If you don't think a simple excuse will silence your more suspicious coworkers, here are a few more tricks that should work like magic.
Be strategic with pregnancy products. Acupressure wristbands can help ward off morning sickness—but slide those on and you might as well wear a neon sign around your neck that says, "I'm pregnant!" One type that isn't quite as obvious are the retro-cool Psi Bands ($15, psibands.com for stores) that are made of plastic in cute patterns. They look a bit like the slap-bracelets of the '80s or wrist cuffs of the '90s. Pregnant or just channeling Lisa Turtle from Saved by the Bell? No one will ever know!
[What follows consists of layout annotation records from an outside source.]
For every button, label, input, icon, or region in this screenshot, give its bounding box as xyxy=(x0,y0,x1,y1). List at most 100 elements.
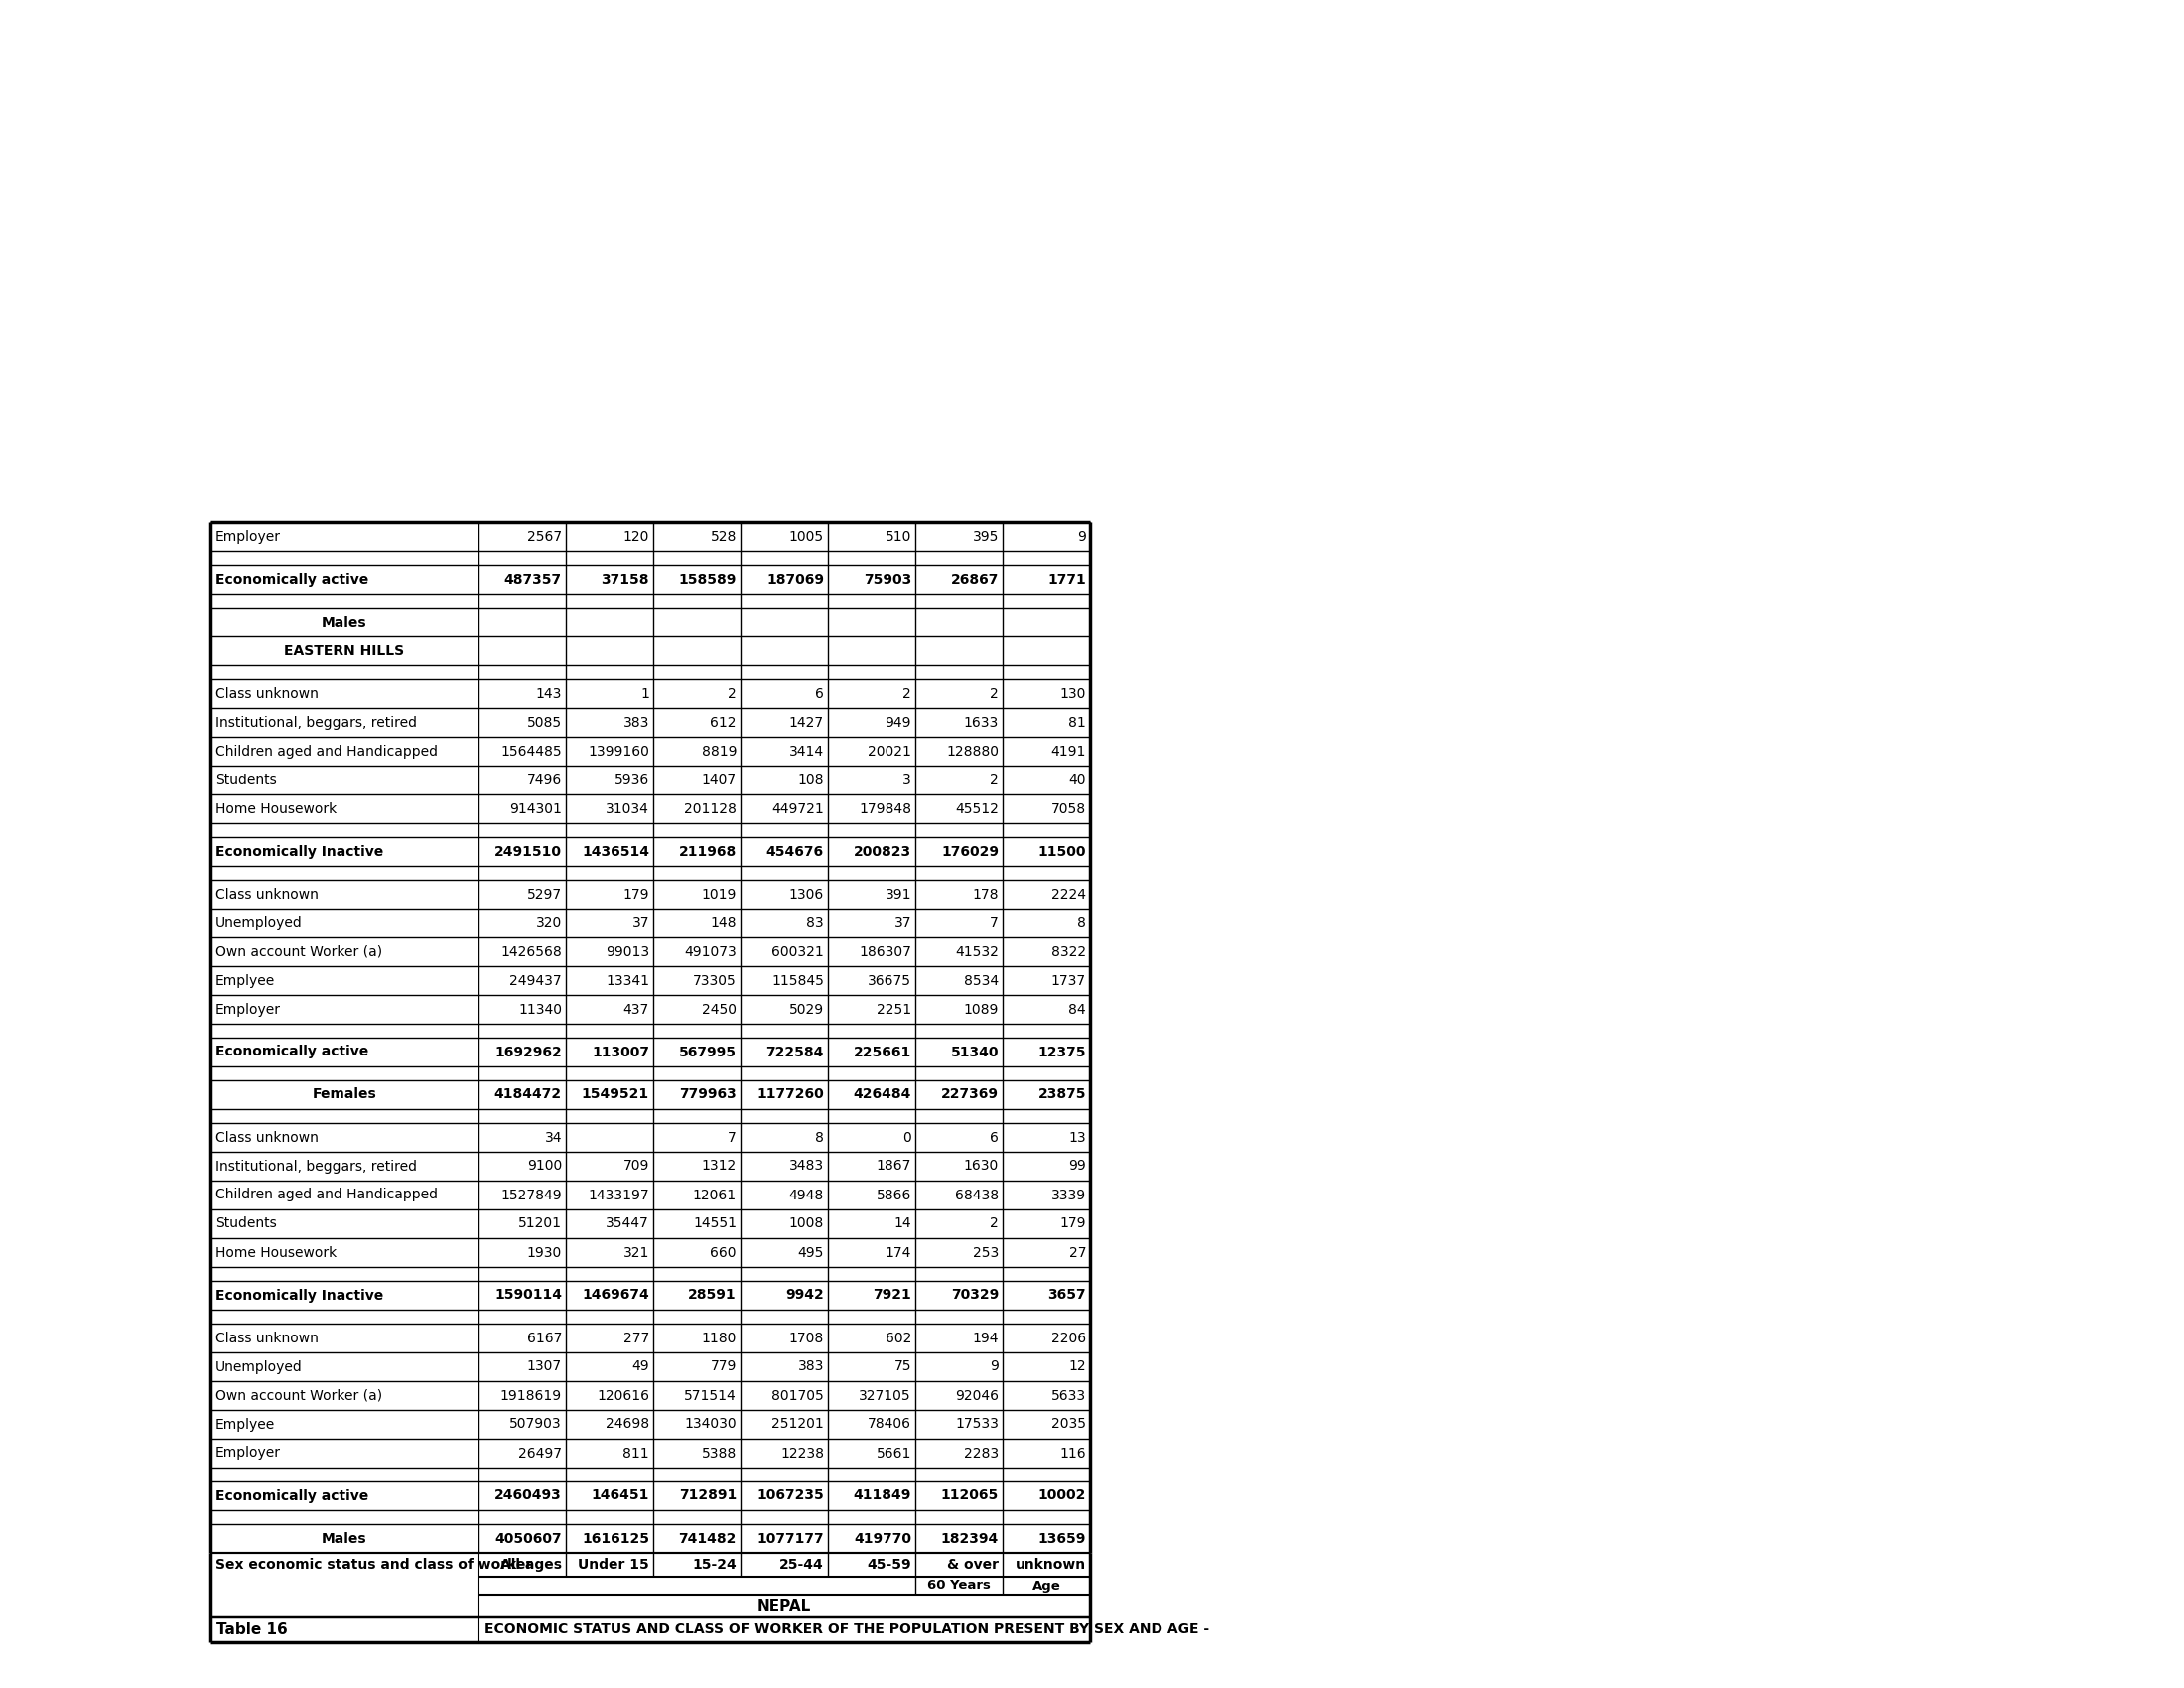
Text: 1433197: 1433197 xyxy=(587,1188,649,1202)
Text: 5633: 5633 xyxy=(1051,1389,1085,1403)
Text: Children aged and Handicapped: Children aged and Handicapped xyxy=(216,744,437,758)
Text: 37158: 37158 xyxy=(601,572,649,586)
Text: Class unknown: Class unknown xyxy=(216,687,319,701)
Text: 9100: 9100 xyxy=(526,1160,561,1173)
Text: 1005: 1005 xyxy=(788,530,823,544)
Text: 8322: 8322 xyxy=(1051,945,1085,959)
Text: 1067235: 1067235 xyxy=(756,1489,823,1502)
Text: 3339: 3339 xyxy=(1051,1188,1085,1202)
Text: 811: 811 xyxy=(622,1447,649,1460)
Text: 92046: 92046 xyxy=(954,1389,998,1403)
Text: 83: 83 xyxy=(806,917,823,930)
Text: 13341: 13341 xyxy=(605,974,649,987)
Text: 9: 9 xyxy=(1077,530,1085,544)
Text: 2450: 2450 xyxy=(701,1003,736,1016)
Text: 1527849: 1527849 xyxy=(500,1188,561,1202)
Text: 602: 602 xyxy=(885,1332,911,1345)
Text: 45-59: 45-59 xyxy=(867,1558,911,1572)
Text: 1: 1 xyxy=(640,687,649,701)
Text: 1019: 1019 xyxy=(701,888,736,901)
Text: 1177260: 1177260 xyxy=(756,1087,823,1102)
Text: Economically active: Economically active xyxy=(216,1045,369,1058)
Text: 37: 37 xyxy=(893,917,911,930)
Text: 108: 108 xyxy=(797,773,823,787)
Text: 45512: 45512 xyxy=(954,802,998,815)
Text: 3657: 3657 xyxy=(1048,1288,1085,1301)
Text: 179: 179 xyxy=(1059,1217,1085,1231)
Text: 186307: 186307 xyxy=(858,945,911,959)
Text: 35447: 35447 xyxy=(605,1217,649,1231)
Text: 709: 709 xyxy=(622,1160,649,1173)
Text: 31034: 31034 xyxy=(605,802,649,815)
Text: 1426568: 1426568 xyxy=(500,945,561,959)
Text: Females: Females xyxy=(312,1087,376,1102)
Text: 8534: 8534 xyxy=(963,974,998,987)
Text: 383: 383 xyxy=(622,716,649,729)
Text: 612: 612 xyxy=(710,716,736,729)
Text: 600321: 600321 xyxy=(771,945,823,959)
Text: 3: 3 xyxy=(902,773,911,787)
Text: 5297: 5297 xyxy=(526,888,561,901)
Text: 20021: 20021 xyxy=(867,744,911,758)
Text: Economically Inactive: Economically Inactive xyxy=(216,1288,384,1301)
Text: Institutional, beggars, retired: Institutional, beggars, retired xyxy=(216,1160,417,1173)
Text: 1469674: 1469674 xyxy=(581,1288,649,1301)
Text: 28591: 28591 xyxy=(688,1288,736,1301)
Text: 1077177: 1077177 xyxy=(758,1531,823,1546)
Text: 4184472: 4184472 xyxy=(494,1087,561,1102)
Text: 419770: 419770 xyxy=(854,1531,911,1546)
Text: 99013: 99013 xyxy=(605,945,649,959)
Text: Males: Males xyxy=(321,614,367,630)
Text: 1930: 1930 xyxy=(526,1246,561,1259)
Text: Emplyee: Emplyee xyxy=(216,1418,275,1431)
Text: 1180: 1180 xyxy=(701,1332,736,1345)
Text: 7496: 7496 xyxy=(526,773,561,787)
Text: 712891: 712891 xyxy=(679,1489,736,1502)
Text: Economically Inactive: Economically Inactive xyxy=(216,844,384,859)
Text: 8819: 8819 xyxy=(701,744,736,758)
Text: 112065: 112065 xyxy=(941,1489,998,1502)
Text: 182394: 182394 xyxy=(941,1531,998,1546)
Text: Males: Males xyxy=(321,1531,367,1546)
Text: 2251: 2251 xyxy=(876,1003,911,1016)
Text: 660: 660 xyxy=(710,1246,736,1259)
Text: 23875: 23875 xyxy=(1037,1087,1085,1102)
Text: 14: 14 xyxy=(893,1217,911,1231)
Text: 2: 2 xyxy=(989,687,998,701)
Text: 426484: 426484 xyxy=(854,1087,911,1102)
Text: 6: 6 xyxy=(989,1131,998,1144)
Text: 1708: 1708 xyxy=(788,1332,823,1345)
Text: 391: 391 xyxy=(885,888,911,901)
Text: 120616: 120616 xyxy=(596,1389,649,1403)
Text: 9: 9 xyxy=(989,1361,998,1374)
Text: 2: 2 xyxy=(989,773,998,787)
Text: 187069: 187069 xyxy=(767,572,823,586)
Text: 327105: 327105 xyxy=(858,1389,911,1403)
Text: ECONOMIC STATUS AND CLASS OF WORKER OF THE POPULATION PRESENT BY SEX AND AGE -: ECONOMIC STATUS AND CLASS OF WORKER OF T… xyxy=(485,1622,1210,1636)
Text: 12238: 12238 xyxy=(780,1447,823,1460)
Text: 253: 253 xyxy=(972,1246,998,1259)
Text: 1630: 1630 xyxy=(963,1160,998,1173)
Text: 176029: 176029 xyxy=(941,844,998,859)
Text: 249437: 249437 xyxy=(509,974,561,987)
Text: 2206: 2206 xyxy=(1051,1332,1085,1345)
Text: EASTERN HILLS: EASTERN HILLS xyxy=(284,643,404,658)
Text: 49: 49 xyxy=(631,1361,649,1374)
Text: 277: 277 xyxy=(622,1332,649,1345)
Text: 3414: 3414 xyxy=(788,744,823,758)
Text: 914301: 914301 xyxy=(509,802,561,815)
Text: 8: 8 xyxy=(815,1131,823,1144)
Text: 321: 321 xyxy=(622,1246,649,1259)
Text: 2: 2 xyxy=(727,687,736,701)
Text: Own account Worker (a): Own account Worker (a) xyxy=(216,945,382,959)
Text: 194: 194 xyxy=(972,1332,998,1345)
Text: 567995: 567995 xyxy=(679,1045,736,1058)
Text: 1436514: 1436514 xyxy=(581,844,649,859)
Text: Unemployed: Unemployed xyxy=(216,917,304,930)
Text: Sex economic status and class of worker: Sex economic status and class of worker xyxy=(216,1558,533,1572)
Text: 1089: 1089 xyxy=(963,1003,998,1016)
Text: 495: 495 xyxy=(797,1246,823,1259)
Text: 5029: 5029 xyxy=(788,1003,823,1016)
Text: 116: 116 xyxy=(1059,1447,1085,1460)
Text: 5936: 5936 xyxy=(614,773,649,787)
Always have crackers on hand. Snacking on something bland and easy to digest, like a cracker, can stop a bout of morning sickness in its tracks. At the very least, crackers will soothe your nausea enough to help you get through a meeting at work, says mom of four and M.D. Elizabeth Chabner Thompson . She recommends keeping two-cracker packs of Saltines (the ones you sometimes see at restaurants) in your desk and purse. Other solid options bets include sour candies, mints, and spearmint gum.
Sip something soothing. The smell and taste of peppermint tea can be energizing and calming to a sour stomach. The same goes for ginger, so try some ginger tea or make it yourself with this simple recipe from Heidi A. Fowler, M.D., a mom and psychiatrist in Newport, Rhode Island: Pour boiling water over freshly sliced organic ginger and steep for 5 minutes in a covered pot.